Four of the original workers were joined by two new recruits, who became known as the "Free Kazova" group - Aydemir, Gonus, Muzaffer Yiğit, 43, Şenay Yamak, 38, Yaşar Gülay, 47, and his 21-year-old son Yunus - to begin full production. The workers have been producing and selling their own clothing line over the Internet and in seven shops across Turkey ever since.
Aydemir explained the differences between working life under her former employer and now. "There is no loading time," she said, referring to the busy working conditions of ordinary textile factories. "[Before] if you couldn't complete the job on time, you would get a scolding from everyone. Not here."

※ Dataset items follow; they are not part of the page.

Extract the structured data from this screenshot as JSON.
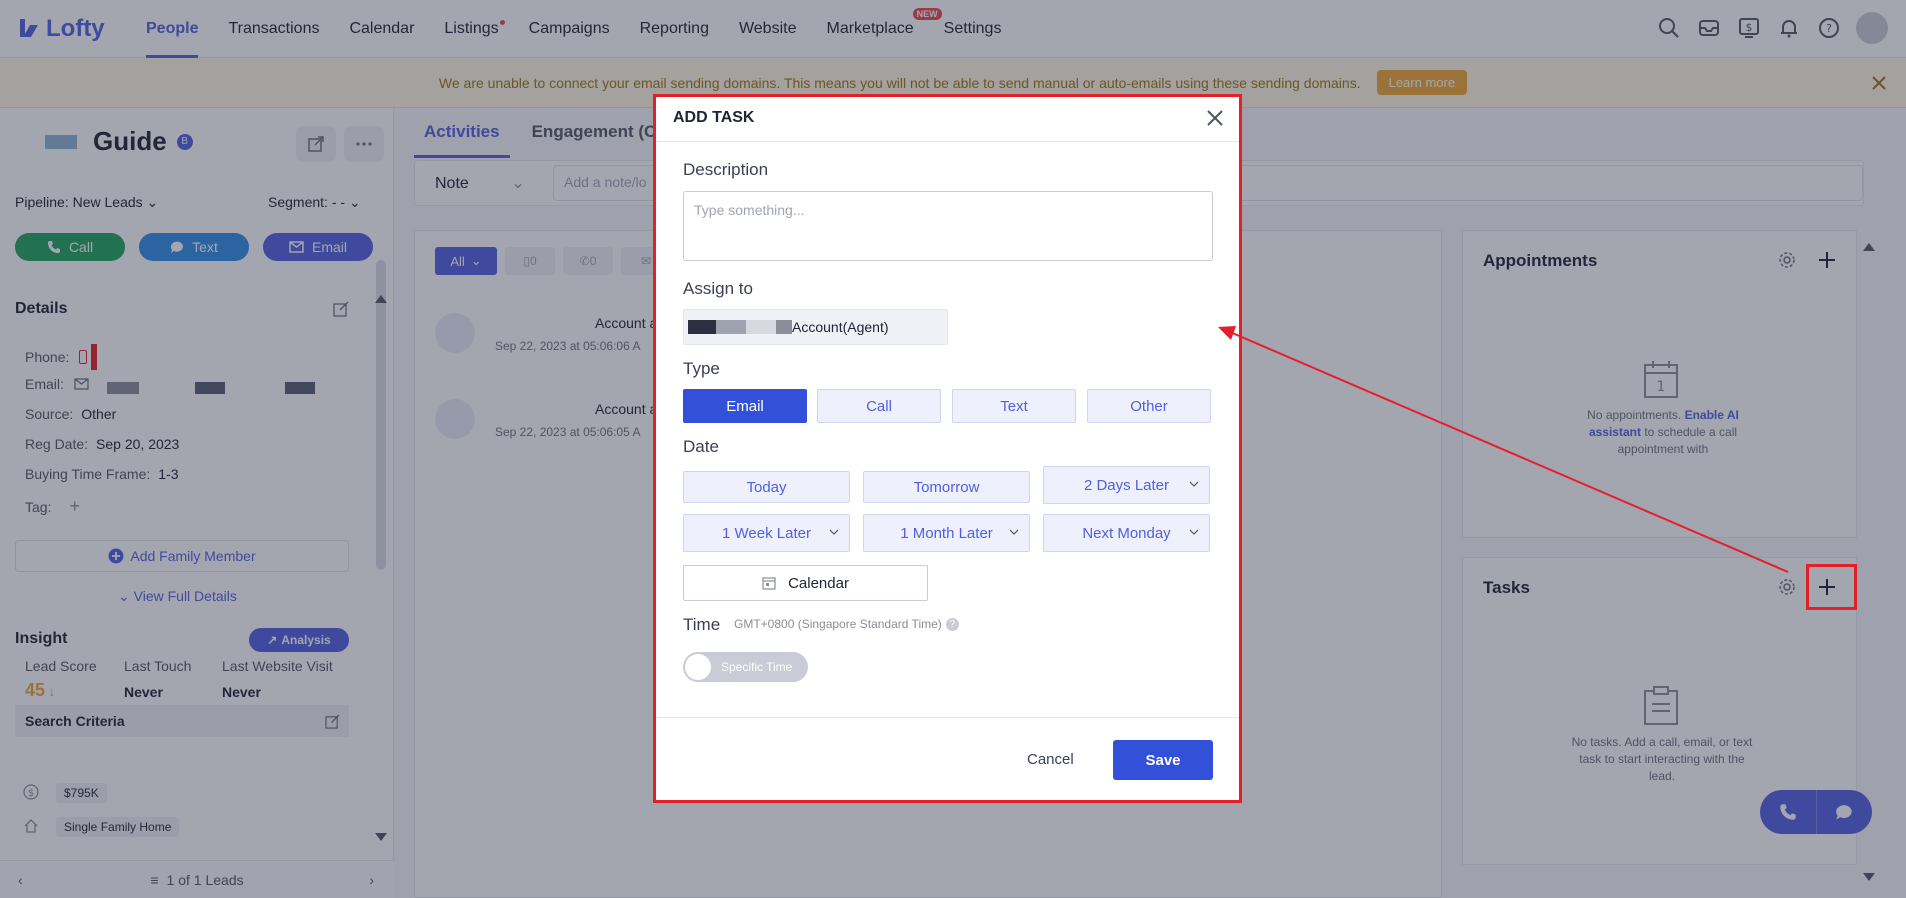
{
  "nav": {
    "logo": "Lofty",
    "items": [
      "People",
      "Transactions",
      "Calendar",
      "Listings",
      "Campaigns",
      "Reporting",
      "Website",
      "Marketplace",
      "Settings"
    ],
    "new_badge": "NEW"
  },
  "warning": {
    "message": "We are unable to connect your email sending domains. This means you will not be able to send manual or auto-emails using these sending domains.",
    "learn_more": "Learn more"
  },
  "lead": {
    "name": "Guide",
    "badge": "B",
    "pipeline_label": "Pipeline:",
    "pipeline_value": "New Leads",
    "segment_label": "Segment:",
    "segment_value": "- -",
    "call": "Call",
    "text": "Text",
    "email": "Email",
    "details_title": "Details",
    "phone_label": "Phone:",
    "email_label": "Email:",
    "source_label": "Source:",
    "source_value": "Other",
    "reg_label": "Reg Date:",
    "reg_value": "Sep 20, 2023",
    "btf_label": "Buying Time Frame:",
    "btf_value": "1-3",
    "tag_label": "Tag:",
    "add_family": "Add Family Member",
    "view_full": "View Full Details",
    "insight_title": "Insight",
    "analysis": "Analysis",
    "lead_score_label": "Lead Score",
    "lead_score_value": "45",
    "last_touch_label": "Last Touch",
    "last_touch_value": "Never",
    "last_visit_label": "Last Website Visit",
    "last_visit_value": "Never",
    "search_criteria": "Search Criteria",
    "price": "$795K",
    "home_type": "Single Family Home",
    "pager": "1 of 1 Leads"
  },
  "center": {
    "tabs": [
      "Activities",
      "Engagement (C"
    ],
    "note_select": "Note",
    "note_placeholder": "Add a note/lo",
    "filter_all": "All",
    "filter_counts": [
      "0",
      "0"
    ],
    "activities": [
      {
        "title": "Account a",
        "time": "Sep 22, 2023 at 05:06:06 A"
      },
      {
        "title": "Account a",
        "time": "Sep 22, 2023 at 05:06:05 A"
      }
    ]
  },
  "right": {
    "appointments_title": "Appointments",
    "appointments_empty_1": "No appointments.",
    "appointments_link": "Enable AI assistant",
    "appointments_empty_2": "to schedule a call appointment with",
    "calendar_digit": "1",
    "tasks_title": "Tasks",
    "tasks_empty": "No tasks. Add a call, email, or text task to start interacting with the lead."
  },
  "modal": {
    "title": "ADD TASK",
    "description_label": "Description",
    "description_placeholder": "Type something...",
    "assign_label": "Assign to",
    "assign_value": "Account(Agent)",
    "type_label": "Type",
    "types": [
      "Email",
      "Call",
      "Text",
      "Other"
    ],
    "selected_type": "Email",
    "date_label": "Date",
    "dates": [
      "Today",
      "Tomorrow",
      "2 Days Later",
      "1 Week Later",
      "1 Month Later",
      "Next Monday"
    ],
    "calendar": "Calendar",
    "time_label": "Time",
    "timezone": "GMT+0800 (Singapore Standard Time)",
    "specific_time": "Specific Time",
    "cancel": "Cancel",
    "save": "Save"
  },
  "colors": {
    "primary": "#515fe0",
    "call": "#20a461",
    "text": "#2f8ee6",
    "annotation": "#e3202a"
  }
}
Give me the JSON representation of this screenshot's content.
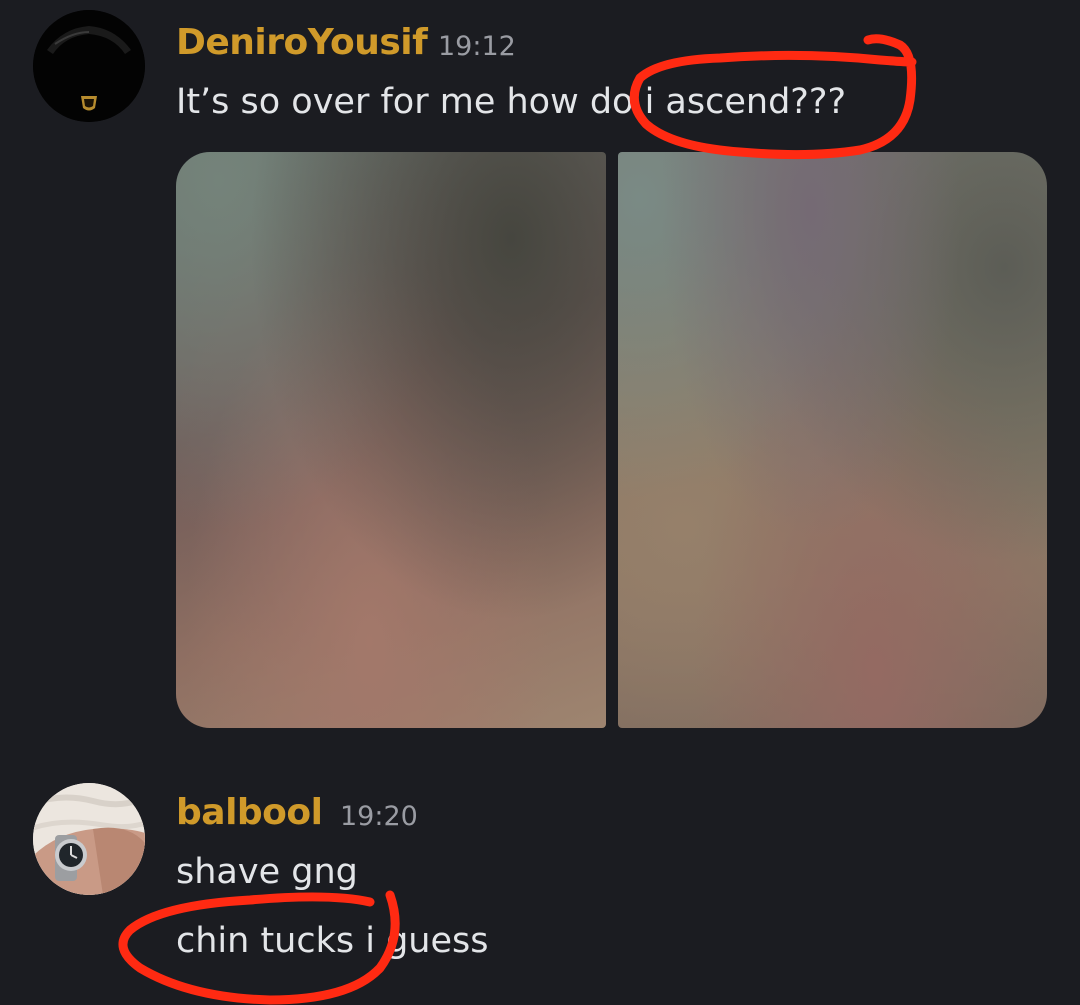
{
  "messages": [
    {
      "author": "DeniroYousif",
      "time": "19:12",
      "lines": [
        "It’s so over for me how do i ascend???"
      ],
      "attachments": [
        "blurred-photo-1",
        "blurred-photo-2"
      ]
    },
    {
      "author": "balbool",
      "time": "19:20",
      "lines": [
        "shave gng",
        "chin tucks i guess"
      ]
    }
  ],
  "colors": {
    "background": "#1b1c21",
    "username": "#d09a2a",
    "timestamp": "#9a9ca3",
    "message_text": "#e3e5e8",
    "annotation": "#ff2a12"
  }
}
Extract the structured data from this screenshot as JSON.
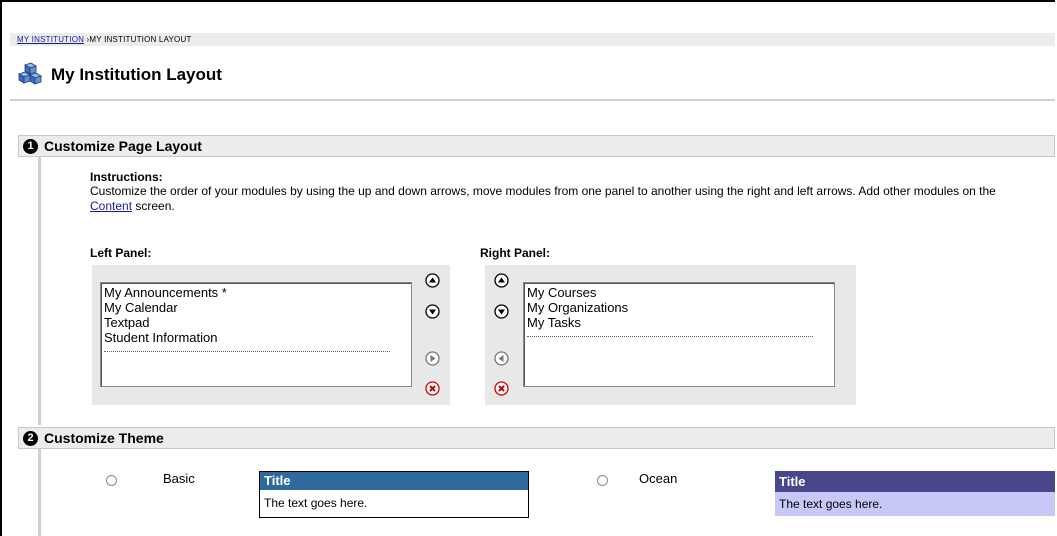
{
  "breadcrumb": {
    "link": "MY INSTITUTION",
    "sep": " ›",
    "current": "MY INSTITUTION LAYOUT"
  },
  "page": {
    "title": "My Institution Layout"
  },
  "section1": {
    "number": "1",
    "title": "Customize Page Layout",
    "instructions_heading": "Instructions:",
    "instructions_before": "Customize the order of your modules by using the up and down arrows, move modules from one panel to another using the right and left arrows. Add other modules on the ",
    "instructions_link": "Content",
    "instructions_after": " screen.",
    "left_panel": {
      "label": "Left Panel:",
      "items": [
        "My Announcements *",
        "My Calendar",
        "Textpad",
        "Student Information"
      ]
    },
    "right_panel": {
      "label": "Right Panel:",
      "items": [
        "My Courses",
        "My Organizations",
        "My Tasks"
      ]
    }
  },
  "section2": {
    "number": "2",
    "title": "Customize Theme",
    "themes": [
      {
        "name": "Basic",
        "preview_title": "Title",
        "preview_text": "The text goes here.",
        "header_color": "#2f6a9e",
        "body_color": "#ffffff",
        "selected": false
      },
      {
        "name": "Ocean",
        "preview_title": "Title",
        "preview_text": "The text goes here.",
        "header_color": "#47478a",
        "body_color": "#c8c8f6",
        "selected": false
      }
    ]
  },
  "icons": [
    "institution-cubes-icon",
    "move-up-icon",
    "move-down-icon",
    "move-right-icon",
    "move-left-icon",
    "remove-icon"
  ]
}
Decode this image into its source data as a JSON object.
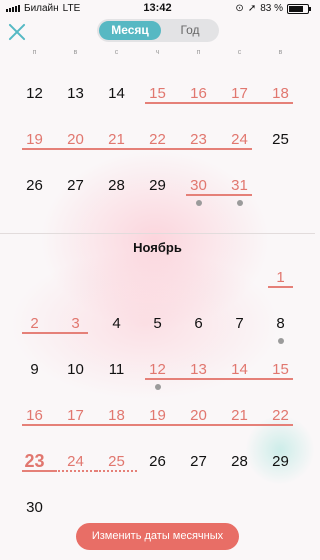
{
  "status": {
    "carrier": "Билайн",
    "network": "LTE",
    "time": "13:42",
    "battery": "83 %",
    "battery_level": 0.83
  },
  "header": {
    "close_icon": "close-icon",
    "segments": [
      {
        "label": "Месяц",
        "active": true
      },
      {
        "label": "Год",
        "active": false
      }
    ]
  },
  "weekdays": [
    "п",
    "в",
    "с",
    "ч",
    "п",
    "с",
    "в"
  ],
  "october": {
    "weeks": [
      [
        {
          "d": "12"
        },
        {
          "d": "13"
        },
        {
          "d": "14"
        },
        {
          "d": "15",
          "s": "p",
          "l": "first"
        },
        {
          "d": "16",
          "s": "p",
          "l": "mid"
        },
        {
          "d": "17",
          "s": "p",
          "l": "mid"
        },
        {
          "d": "18",
          "s": "p",
          "l": "last"
        }
      ],
      [
        {
          "d": "19",
          "s": "p",
          "l": "first"
        },
        {
          "d": "20",
          "s": "p",
          "l": "mid"
        },
        {
          "d": "21",
          "s": "p",
          "l": "mid"
        },
        {
          "d": "22",
          "s": "p",
          "l": "mid"
        },
        {
          "d": "23",
          "s": "p",
          "l": "mid"
        },
        {
          "d": "24",
          "s": "p",
          "l": "last"
        },
        {
          "d": "25"
        }
      ],
      [
        {
          "d": "26"
        },
        {
          "d": "27"
        },
        {
          "d": "28"
        },
        {
          "d": "29"
        },
        {
          "d": "30",
          "s": "p",
          "l": "first",
          "dot": true
        },
        {
          "d": "31",
          "s": "p",
          "l": "last",
          "dot": true
        },
        {
          "d": ""
        }
      ]
    ]
  },
  "november": {
    "title": "Ноябрь",
    "weeks": [
      [
        {
          "d": ""
        },
        {
          "d": ""
        },
        {
          "d": ""
        },
        {
          "d": ""
        },
        {
          "d": ""
        },
        {
          "d": ""
        },
        {
          "d": "1",
          "s": "p",
          "l": "single"
        }
      ],
      [
        {
          "d": "2",
          "s": "p",
          "l": "first"
        },
        {
          "d": "3",
          "s": "p",
          "l": "last"
        },
        {
          "d": "4"
        },
        {
          "d": "5"
        },
        {
          "d": "6"
        },
        {
          "d": "7"
        },
        {
          "d": "8",
          "dot": true
        }
      ],
      [
        {
          "d": "9"
        },
        {
          "d": "10"
        },
        {
          "d": "11"
        },
        {
          "d": "12",
          "s": "p",
          "l": "first",
          "dot": true
        },
        {
          "d": "13",
          "s": "p",
          "l": "mid"
        },
        {
          "d": "14",
          "s": "p",
          "l": "mid"
        },
        {
          "d": "15",
          "s": "p",
          "l": "last"
        }
      ],
      [
        {
          "d": "16",
          "s": "p",
          "l": "first"
        },
        {
          "d": "17",
          "s": "p",
          "l": "mid"
        },
        {
          "d": "18",
          "s": "p",
          "l": "mid"
        },
        {
          "d": "19",
          "s": "p",
          "l": "mid"
        },
        {
          "d": "20",
          "s": "p",
          "l": "mid"
        },
        {
          "d": "21",
          "s": "p",
          "l": "mid"
        },
        {
          "d": "22",
          "s": "p",
          "l": "last"
        }
      ],
      [
        {
          "d": "23",
          "s": "today",
          "l": "first"
        },
        {
          "d": "24",
          "s": "p",
          "l": "dotted"
        },
        {
          "d": "25",
          "s": "p",
          "l": "dotted"
        },
        {
          "d": "26"
        },
        {
          "d": "27"
        },
        {
          "d": "28"
        },
        {
          "d": "29"
        }
      ],
      [
        {
          "d": "30"
        },
        {
          "d": ""
        },
        {
          "d": ""
        },
        {
          "d": ""
        },
        {
          "d": ""
        },
        {
          "d": ""
        },
        {
          "d": ""
        }
      ]
    ]
  },
  "cta": {
    "label": "Изменить даты месячных"
  },
  "colors": {
    "accent": "#57b8c3",
    "period": "#e1776f",
    "cta": "#e86e66"
  }
}
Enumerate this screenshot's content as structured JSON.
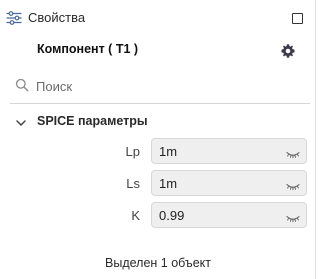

Turkey is one of the world's biggest textile producers but the country's more than 1 million registered garment workers face conditions of long hours and poor pay. Neşet Erdoğan, of the Textile, Knitting and Clothing Industry Workers' Union (TEKSİF), said unregistered employment conditions within the industry lent themselves to substandard working conditions. When unregistered workers are included, the number of people employed by the industry more than doubles, he told AA.
These unregistered workers receive no health or holiday benefits, and most earn the minimum monthly wage of TL 949 ($352). According to Erdoğan, most of Turkey's unregistered textile workers are women.
But poor conditions were not the only reason Kazova workers were unhappy with their previous employment. "In the past, I was just told what to do," Gönüş said. "If black and yellow were chosen for the production, even if I didn't like it, I had to make it as it was ordered. But today, we choose colors together and we work with whatever color we want."
The Kazova premises are now decorated with graffiti and banners, many proclaiming the new company's motto "Jumpers without Master." Their clothing lines carry labels reading "100 percent cotton, 100 percent wool, 100 percent free work."
As well as selling to the Turkish market, the Kazova workers have branched out internationally thanks to the quality and affordability of their goods. "We sell our products at the most affordable price, TL 50," Gönüş said, adding that the same garments could be sold for 10 times the price if they carried a designer tag.
Although the company has the potential to produce more than 800 jumpers a month, they manufacture an average of 300 to 400.
"Maybe none of us earn enough here, as we are in debt because we had to make the payments for our former employer's machinery, but this process has taught us a lot - we are more conscious now," Aydemir said. "All of us own this place."